The numbers are not looking good. The growth of 21% is significantly lower than the 40% growth the company posted in the third quarter. Adjusted EBITDA, income, and operating cash flow all turned negative after the tailwind from the pandemic faded. The guidance for FY22 is even worse. It expects revenue to be $173.3 million and $178.2 million, representing a growth of only 5%–7%. Adjusted EBITDA to be negative in the range of $27 million to $32 million, compared to a negative $12.2 million in FY21 and a positive $4.3 million for FY20. It shows that growth is continuing to decelerate quickly and loss keeps increasing. According to Seeking Alpha’s analyst estimate, the company is forecasted to continue reporting negative earnings for the next four years.
Another concern is the number of shares outstanding. The weighted average number of shares increased from 25 million a year ago to 127 million, representing a 5 times increase. Sequentially it also increased by around 25% from 103 million to 127 million. This creates a massive dilution for shareholders while the company stock price is already performing badly.

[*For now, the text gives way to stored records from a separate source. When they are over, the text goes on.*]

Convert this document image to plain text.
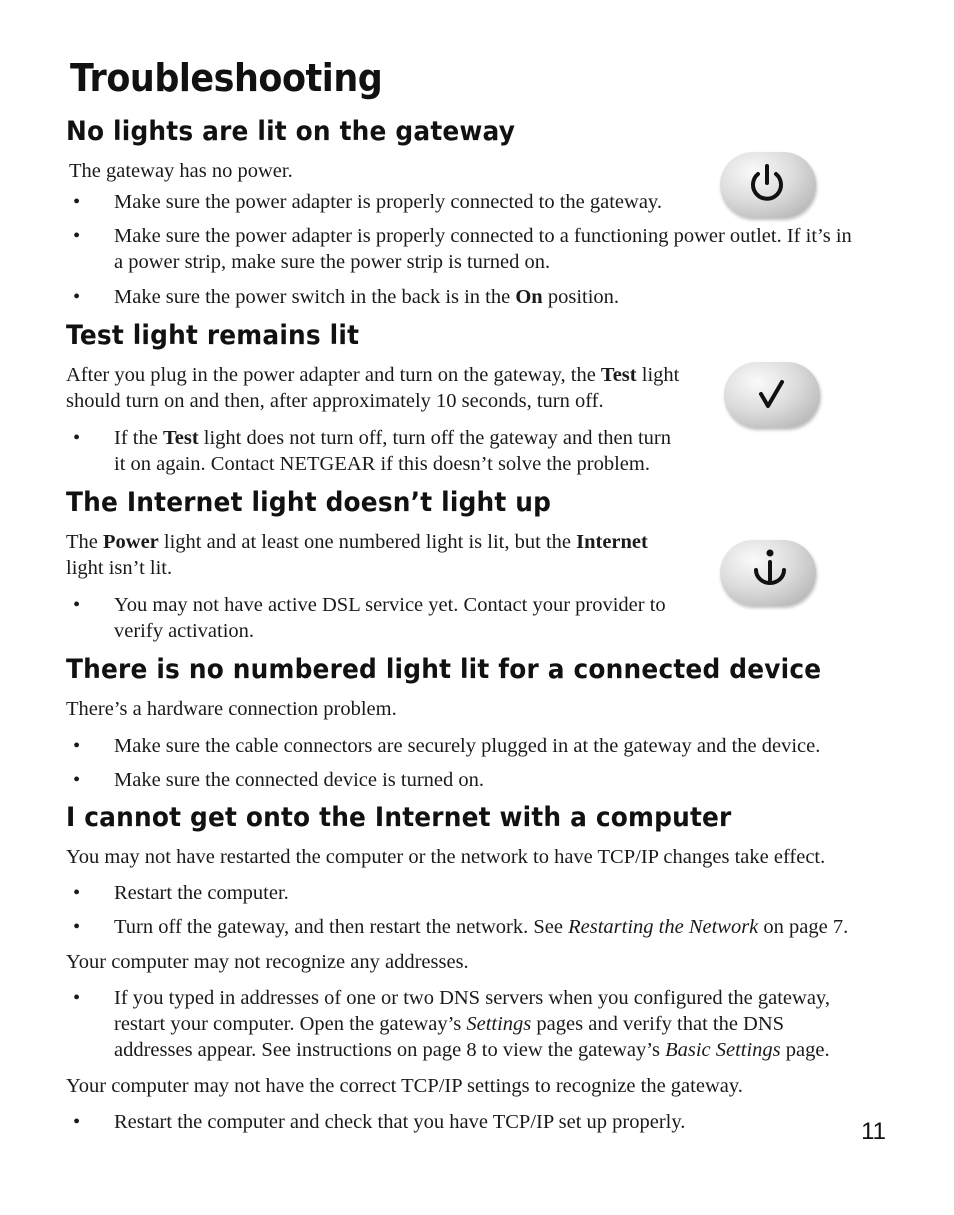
Troubleshooting
No lights are lit on the gateway

The gateway has no power.

• Make sure the power adapter is properly connected to the gateway.
• Make sure the power adapter is properly connected to a functioning power outlet. If it’s in
a power strip, make sure the power strip is turned on.
• Make sure the power switch in the back is in the On position.
Test light remains lit

After you plug in the power adapter and turn on the gateway, the Test light
should turn on and then, after approximately 10 seconds, turn off.

• If the Test light does not turn off, turn off the gateway and then turn
it on again. Contact NETGEAR if this doesn’t solve the problem.
The Internet light doesn’t light up

The Power light and at least one numbered light is lit, but the Internet
light isn’t lit.

• You may not have active DSL service yet. Contact your provider to
verify activation.
There is no numbered light lit for a connected device

There’s a hardware connection problem.

• Make sure the cable connectors are securely plugged in at the gateway and the device.
• Make sure the connected device is turned on.
I cannot get onto the Internet with a computer

You may not have restarted the computer or the network to have TCP/IP changes take effect.

• Restart the computer.
• Turn off the gateway, and then restart the network. See Restarting the Network on page 7.

Your computer may not recognize any addresses.

• If you typed in addresses of one or two DNS servers when you configured the gateway,
restart your computer. Open the gateway’s Settings pages and verify that the DNS
addresses appear. See instructions on page 8 to view the gateway’s Basic Settings page.

Your computer may not have the correct TCP/IP settings to recognize the gateway.

• Restart the computer and check that you have TCP/IP set up properly.	11
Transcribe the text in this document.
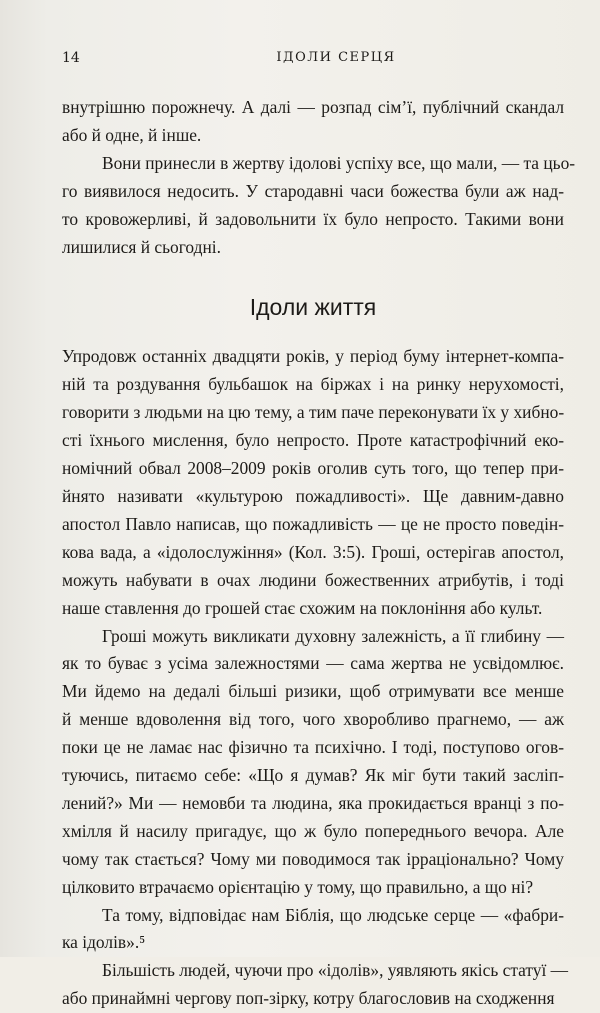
14	ІДОЛИ СЕРЦЯ
внутрішню порожнечу. А далі — розпад сім’ї, публічний скандал
або й одне, й інше.
Вони принесли в жертву ідолові успіху все, що мали, — та цьо-
го виявилося недосить. У стародавні часи божества були аж над-
то кровожерливі, й задовольнити їх було непросто. Такими вони
лишилися й сьогодні.
Ідоли життя
Упродовж останніх двадцяти років, у період буму інтернет-компа-
ній та роздування бульбашок на біржах і на ринку нерухомості,
говорити з людьми на цю тему, а тим паче переконувати їх у хибно-
сті їхнього мислення, було непросто. Проте катастрофічний еко-
номічний обвал 2008–2009 років оголив суть того, що тепер при-
йнято називати «культурою пожадливості». Ще давним-давно
апостол Павло написав, що пожадливість — це не просто поведін-
кова вада, а «ідолослужіння» (Кол. 3:5). Гроші, остерігав апостол,
можуть набувати в очах людини божественних атрибутів, і тоді
наше ставлення до грошей стає схожим на поклоніння або культ.
Гроші можуть викликати духовну залежність, а її глибину —
як то буває з усіма залежностями — сама жертва не усвідомлює.
Ми йдемо на дедалі більші ризики, щоб отримувати все менше
й менше вдоволення від того, чого хворобливо прагнемо, — аж
поки це не ламає нас фізично та психічно. І тоді, поступово огов-
туючись, питаємо себе: «Що я думав? Як міг бути такий засліп-
лений?» Ми — немовби та людина, яка прокидається вранці з по-
хмілля й насилу пригадує, що ж було попереднього вечора. Але
чому так стається? Чому ми поводимося так ірраціонально? Чому
цілковито втрачаємо орієнтацію у тому, що правильно, а що ні?
Та тому, відповідає нам Біблія, що людське серце — «фабри-
ка ідолів».⁵
Більшість людей, чуючи про «ідолів», уявляють якісь статуї —
або принаймні чергову поп-зірку, котру благословив на сходження
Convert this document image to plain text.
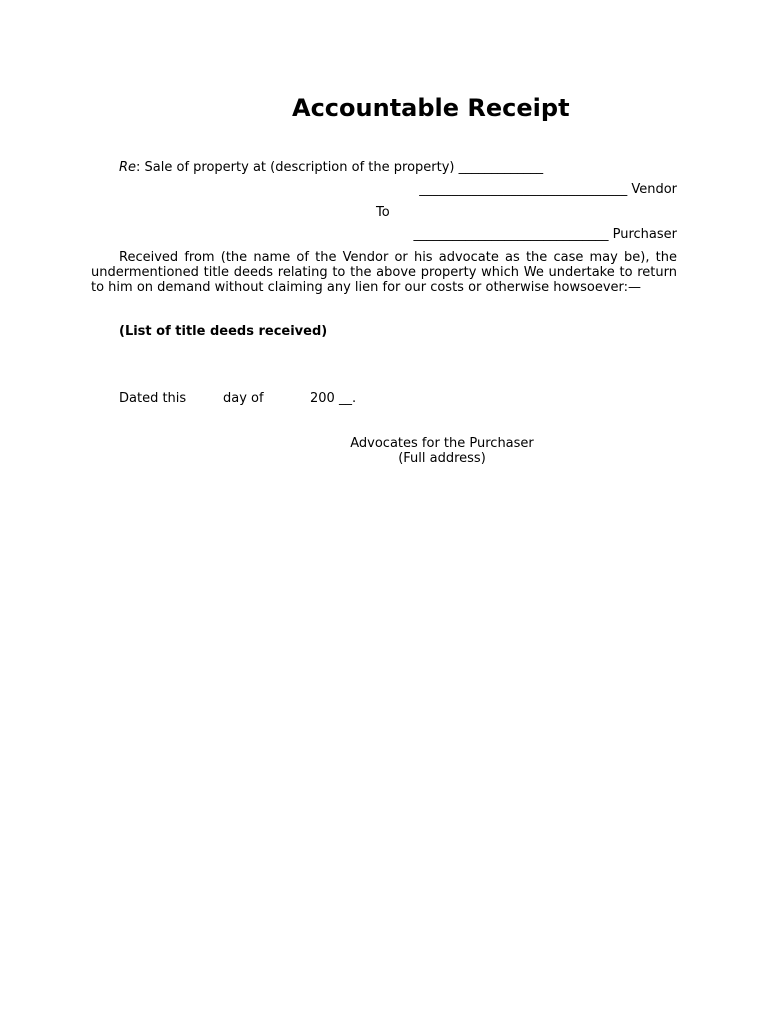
Accountable Receipt
Re: Sale of property at (description of the property) _____________
________________________________ Vendor
To
______________________________ Purchaser
Received from (the name of the Vendor or his advocate as the case may be), the undermentioned title deeds relating to the above property which We undertake to return to him on demand without claiming any lien for our costs or otherwise howsoever:—
(List of title deeds received)
Dated this	day of	200 __.
Advocates for the Purchaser
(Full address)
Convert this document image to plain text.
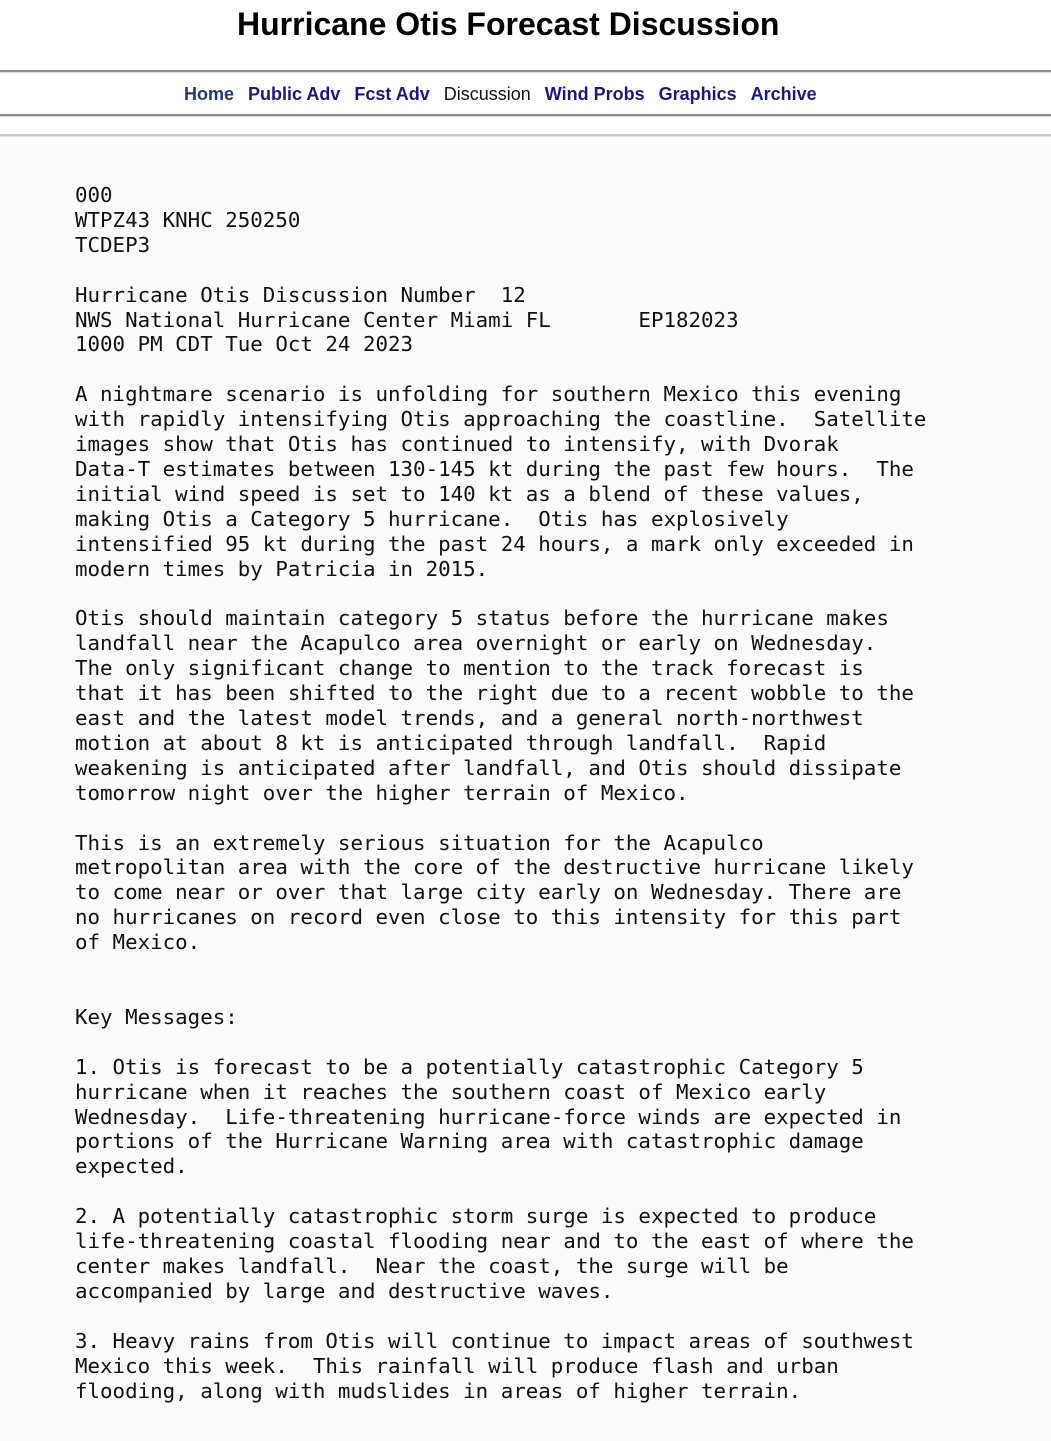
Hurricane Otis Forecast Discussion
Home Public Adv Fcst Adv Discussion Wind Probs Graphics Archive
000
WTPZ43 KNHC 250250
TCDEP3

Hurricane Otis Discussion Number  12
NWS National Hurricane Center Miami FL       EP182023
1000 PM CDT Tue Oct 24 2023

A nightmare scenario is unfolding for southern Mexico this evening
with rapidly intensifying Otis approaching the coastline.  Satellite
images show that Otis has continued to intensify, with Dvorak
Data-T estimates between 130-145 kt during the past few hours.  The
initial wind speed is set to 140 kt as a blend of these values,
making Otis a Category 5 hurricane.  Otis has explosively
intensified 95 kt during the past 24 hours, a mark only exceeded in
modern times by Patricia in 2015.

Otis should maintain category 5 status before the hurricane makes
landfall near the Acapulco area overnight or early on Wednesday.
The only significant change to mention to the track forecast is
that it has been shifted to the right due to a recent wobble to the
east and the latest model trends, and a general north-northwest
motion at about 8 kt is anticipated through landfall.  Rapid
weakening is anticipated after landfall, and Otis should dissipate
tomorrow night over the higher terrain of Mexico.

This is an extremely serious situation for the Acapulco
metropolitan area with the core of the destructive hurricane likely
to come near or over that large city early on Wednesday. There are
no hurricanes on record even close to this intensity for this part
of Mexico.

Key Messages:

1. Otis is forecast to be a potentially catastrophic Category 5
hurricane when it reaches the southern coast of Mexico early
Wednesday.  Life-threatening hurricane-force winds are expected in
portions of the Hurricane Warning area with catastrophic damage
expected.

2. A potentially catastrophic storm surge is expected to produce
life-threatening coastal flooding near and to the east of where the
center makes landfall.  Near the coast, the surge will be
accompanied by large and destructive waves.

3. Heavy rains from Otis will continue to impact areas of southwest
Mexico this week.  This rainfall will produce flash and urban
flooding, along with mudslides in areas of higher terrain.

The company currently has a negative EPS, income, and cash flow therefore we can only value it using the price to sales (PS) ratio. It is currently trading at an FY22 PS ratio of 1.01. This is very cheap for a SaaS (subscription-as-a-service) company, especially when compared to its competitors. The chart below shows the comparison between Kaltura’s valuation against other SaaS companies. From the chart, you can see that even the cheapest company Brightcove (BCOV) is trading at a 40% premium compared to Kaltura, while Zoom is trading at almost a 7x premium. However, this is largely due to profitability issues. All the other companies either have positive earnings or cash flow. Companies like Zoom are very profitable with healthy margins. While Kaltura is forecasted to generate negative earnings for the next 4 years according to Seeking Alpha’s analyst estimate.
In conclusion, the video communication market is now very concentrated with Zoom, Microsoft, and Cisco forming a monopoly with a huge cash position to invest in R&D and marketing. The niche market of education that Kaltura focuses on is also starting to return to normal as it is unlikely that schools will adopt a hybrid model. Its products are all offered by its competitors which leaves no room for market expansion and increasing pricing power. These issues combined basically leave Kaltura with no space to survive in the market. Financials are deteriorating quickly. Revenue growth keeps decelerating with only mid-single-digit growth forecasted for FY22. Net loss also keeps widening and profitability is nowhere to be found. Weighted average shares are increasing at an unreasonable pace which heavily diluted shareholders despite the horrible stock performance. Valuation is definitely cheap at a PS ratio of only 1, but cheap is not enough as the company is struggling fundamentally and financially. Therefore I rate Kaltura a sell even after a 90% drop.